Design and fabrication of biosensors for environmental and food safety monitoring.

5 Oct 2021, 09:30
15m
Talk Session

Speaker

Dr Giuseppina Rea (CNR - IC)

Description

Modern environmental and food monitoring practices require reliable, facile, and on-site detection of hazardous compounds potentially affecting human health. By satisfying these requirements, sensors represent complementary screening tools with a lower impact on the environment compared to conventional chromatographic-based methods. Specifically, biosensor technology offers the possibility to combine and tailor the selectivity of biological recognition elements to the sensitivity of transducing platforms giving rise to analytical devices providing specific situation awareness. The exploitation of disposable scree-printed electrodes and microfluidic systems prompted the development of miniaturized, portable systems, while the integration of nanostructured materials enabled to improve selectivity and performance of electrical detectors. Besides these advancements, keeping the proper functionality of the biological component in a hostile environment, such as solid-state devices, is still a challenge.
In the quest to identify physiological parameters correlated with more efficient phenotypes, we studied the structure/function/dynamics relationships occurring in microalgae strains hosting single aminoacidic substitutions in the photosystem II D1 protein.
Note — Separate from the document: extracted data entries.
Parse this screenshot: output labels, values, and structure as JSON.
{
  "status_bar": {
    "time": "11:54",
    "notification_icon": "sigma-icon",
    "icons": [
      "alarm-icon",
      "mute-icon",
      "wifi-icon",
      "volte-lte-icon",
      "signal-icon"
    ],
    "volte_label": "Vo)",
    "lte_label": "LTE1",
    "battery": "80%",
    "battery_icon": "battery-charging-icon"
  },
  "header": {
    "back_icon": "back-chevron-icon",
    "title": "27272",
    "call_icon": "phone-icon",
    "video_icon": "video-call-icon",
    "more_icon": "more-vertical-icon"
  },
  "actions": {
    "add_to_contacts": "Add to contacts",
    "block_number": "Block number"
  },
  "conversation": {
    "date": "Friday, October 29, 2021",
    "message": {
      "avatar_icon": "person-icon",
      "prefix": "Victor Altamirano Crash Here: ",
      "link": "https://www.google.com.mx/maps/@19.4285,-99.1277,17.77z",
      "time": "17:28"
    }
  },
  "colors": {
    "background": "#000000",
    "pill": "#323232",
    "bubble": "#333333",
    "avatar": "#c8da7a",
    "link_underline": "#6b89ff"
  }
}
The mutants were produced by combining in silico studies with an in vitro directed evolution approach followed by site-directed mutagenesis experiments1,2. Biophysical and physiological studies enabled the identification of phenotypes having enhanced stability and photosynthetic performance under stressful conditions, and improved sensitivity to different classes of environmental contaminants3. As a further step, we set-up immobilization procedures to preserve the activity of algal cells on screen-printed electrodes4 and enhanced the electrochemical response by exploiting bi-metallic nanoparticles. Finally, neutron spectroscopy studies on algal mutants shed a light on dynamics properties of photosynthetic reaction centre underlying an improved biosensor performance5,6.
The construction of amperometric photosinthesis-based biosensors will be presented alongside the development of a label-free impedimetric immunosensor for the detection of micotoxins7, that will be included in a novel multitransduction electrochemical biosensoristic platform. This work was supported by the Lazio project FACILE, n. 85-2017-15256.

References
1. Rea et al. Prot Sci 2009, 18, 2139.
2. Rea et al. PloS ONE 2011, 6:e16216.
3. Lambreva et al. PLoS ONE 2013, 8:e61851.
4. Husu et al. Sens Actuators B Chem 2013, 185, 32.
5. Antonacci et al. Sci Rep 2018, 8 (1), 14745.
6. Russo et al. Biophys Journal 2019, 116, 1759.
7. Cancelliere et al. Appl Surf Sci 2021, 567, 150791.